We are supposed to be training our students today to introduce parity and diversity in tomorrow’s world. We actually discuss a lot about the difference between salary and gender discrimination and of course the famous glass-ceiling.
Nevertheless, what is really happening in terms of “social reproduction”? Let me tell you a short story: during an exercise in a management class in a business school, 4 groups of around 30 students composed of 67% of female participants and 33% of males participants were ask to respond to the following task: they should use modelling-clay to design the “perfect employee” for an IT job offer. The naïve subjects were told that the objective of the experience was using the m-clay to best reflect the personality of the “perfect employee” which they also needed to define on small piece of paper. The information requested for the description was the following one: name, sex, education, nationality, work experience and some qualities and weaknesses.
The results where surprising: Around 80% of students selected “Male” as gender for their “perfect employee” concerning the position offered (remember, around 67% were female participants). And the nationalities often recalled were: Germany, USA, and GB (what about diversity?).
Interesting story, Andres! How old were the people in question? And where is this school? In my experience, a certain kind of working environment shatters stereotypes. You start collaborating with brilliant college dropouts, single mothers on benefits, even (as in my other example) mentally ill people and they do a great job. What gives?
But of course, before you can make those experience you are going to go with the stereotypes you are fed. This is consistent with your finding of “perfect for IT = American male”: that could be the Steve Jobs/Sergei Brin/Larry Page stereotype working its magic on those who actually know little about IT (the best hackers tend to be Russians; Israel, Taiwan and Italy have great engineering cultures etc.)
The subjects were all business school students from and international school in France. Multiple nationalities, and the group age was between 19 and 22 years old. All from generation “Y” which is the one supposed to me managing companies in the future.
International school? Hmmm, quite bad. At that age they would not have had the time to make their own work experiences, but certainlyit seems that the school itself was not being very effective in immunizing them against the stereotypes.
it is really quite sad that a brilliant young woman of 20, from - say - Austria should think by default that the ideal IT employee is male and American.
I guess that if you are trained in recruitment or in HR management you just tend to apply what you think is good. The results might change with a little training on Parity and Diversity.
You made no mention of being trained in HR! So you are right of course, but the problem then shifts to why would you think something is good. I am sure the school does not teach that American males are good for ITs (if it does, Houston, we have a problem).
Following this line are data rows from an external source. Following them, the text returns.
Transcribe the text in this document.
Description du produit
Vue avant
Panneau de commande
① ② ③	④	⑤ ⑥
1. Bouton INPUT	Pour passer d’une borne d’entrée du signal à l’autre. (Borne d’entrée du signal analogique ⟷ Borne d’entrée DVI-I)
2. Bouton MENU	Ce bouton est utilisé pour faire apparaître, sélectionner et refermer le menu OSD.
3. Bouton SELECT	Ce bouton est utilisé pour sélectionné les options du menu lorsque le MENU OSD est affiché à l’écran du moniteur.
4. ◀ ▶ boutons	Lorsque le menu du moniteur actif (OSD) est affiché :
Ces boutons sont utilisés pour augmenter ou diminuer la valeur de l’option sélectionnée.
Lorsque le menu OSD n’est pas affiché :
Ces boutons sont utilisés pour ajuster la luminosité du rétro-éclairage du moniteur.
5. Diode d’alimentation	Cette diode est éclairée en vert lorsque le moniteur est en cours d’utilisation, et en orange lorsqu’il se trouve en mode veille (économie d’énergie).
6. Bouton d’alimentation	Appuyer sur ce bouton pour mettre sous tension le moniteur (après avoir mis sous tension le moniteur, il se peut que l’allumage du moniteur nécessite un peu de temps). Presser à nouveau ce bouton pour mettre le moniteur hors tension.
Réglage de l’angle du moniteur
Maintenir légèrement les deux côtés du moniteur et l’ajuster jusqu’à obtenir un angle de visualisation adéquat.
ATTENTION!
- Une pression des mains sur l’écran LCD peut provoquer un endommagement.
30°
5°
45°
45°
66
I’m intrigued, what does this tell us then? That young people were not properly socialized into diversity or parity, or that those young people in HR have a particular education that’s not compatible with these concepts? And if so, how could that change? Do you think is a specific case or that it has wider roots?
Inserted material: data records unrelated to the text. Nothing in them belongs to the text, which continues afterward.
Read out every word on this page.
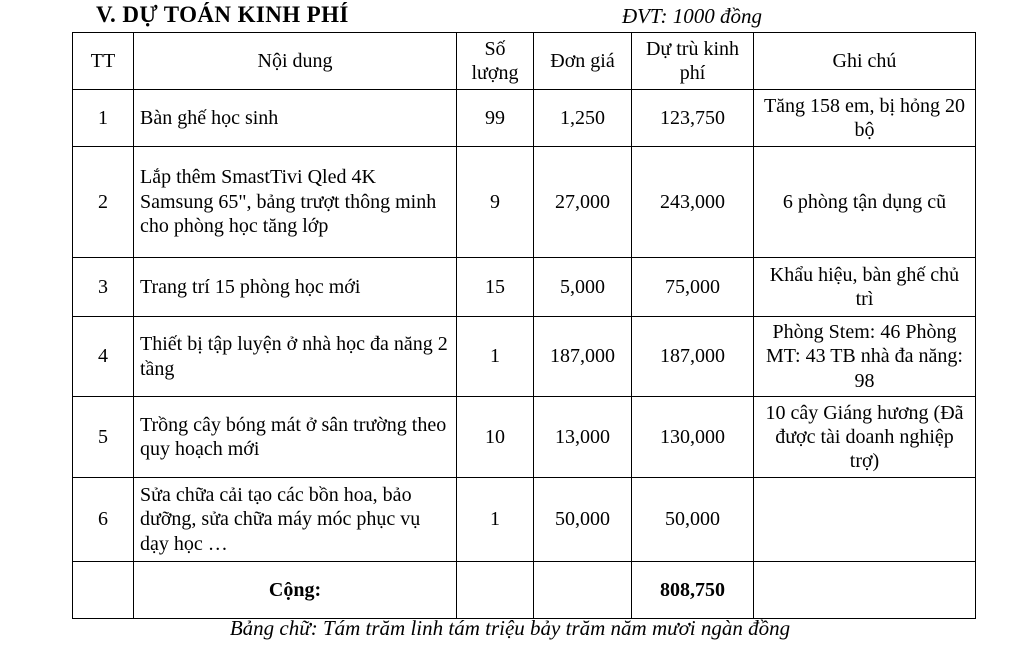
V. DỰ TOÁN KINH PHÍ	ĐVT: 1000 đồng
TT	Nội dung	Số lượng	Đơn giá	Dự trù kinh phí	Ghi chú
1	Bàn ghế học sinh	99	1,250	123,750	Tăng 158 em, bị hỏng 20 bộ
2	Lắp thêm SmastTivi Qled 4K Samsung 65", bảng trượt thông minh cho phòng học tăng lớp	9	27,000	243,000	6 phòng tận dụng cũ
3	Trang trí 15 phòng học mới	15	5,000	75,000	Khẩu hiệu, bàn ghế chủ trì
4	Thiết bị tập luyện ở nhà học đa năng 2 tầng	1	187,000	187,000	Phòng Stem: 46 Phòng MT: 43 TB nhà đa năng: 98
5	Trồng cây bóng mát ở sân trường theo quy hoạch mới	10	13,000	130,000	10 cây Giáng hương (Đã được tài doanh nghiệp trợ)
6	Sửa chữa cải tạo các bồn hoa, bảo dưỡng, sửa chữa máy móc phục vụ dạy học …	1	50,000	50,000	
	Cộng:			808,750	
Bảng chữ: Tám trăm linh tám triệu bảy trăm năm mươi ngàn đồng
We can not really draw any conclusions yet! The sample was too small (around 200 subjects). Nevertheless, the experience could be repeated with a larger sample to test the validity. The hypothesis will be that young generations are being trained to increase parity and diversity in the work place but stereotypes persist maybe because of a high number of social and psychological factors that shape our society as it actually is. Examples: tradition and education, historical roots of culture and civilisation, conciliation between private and professional life, among others.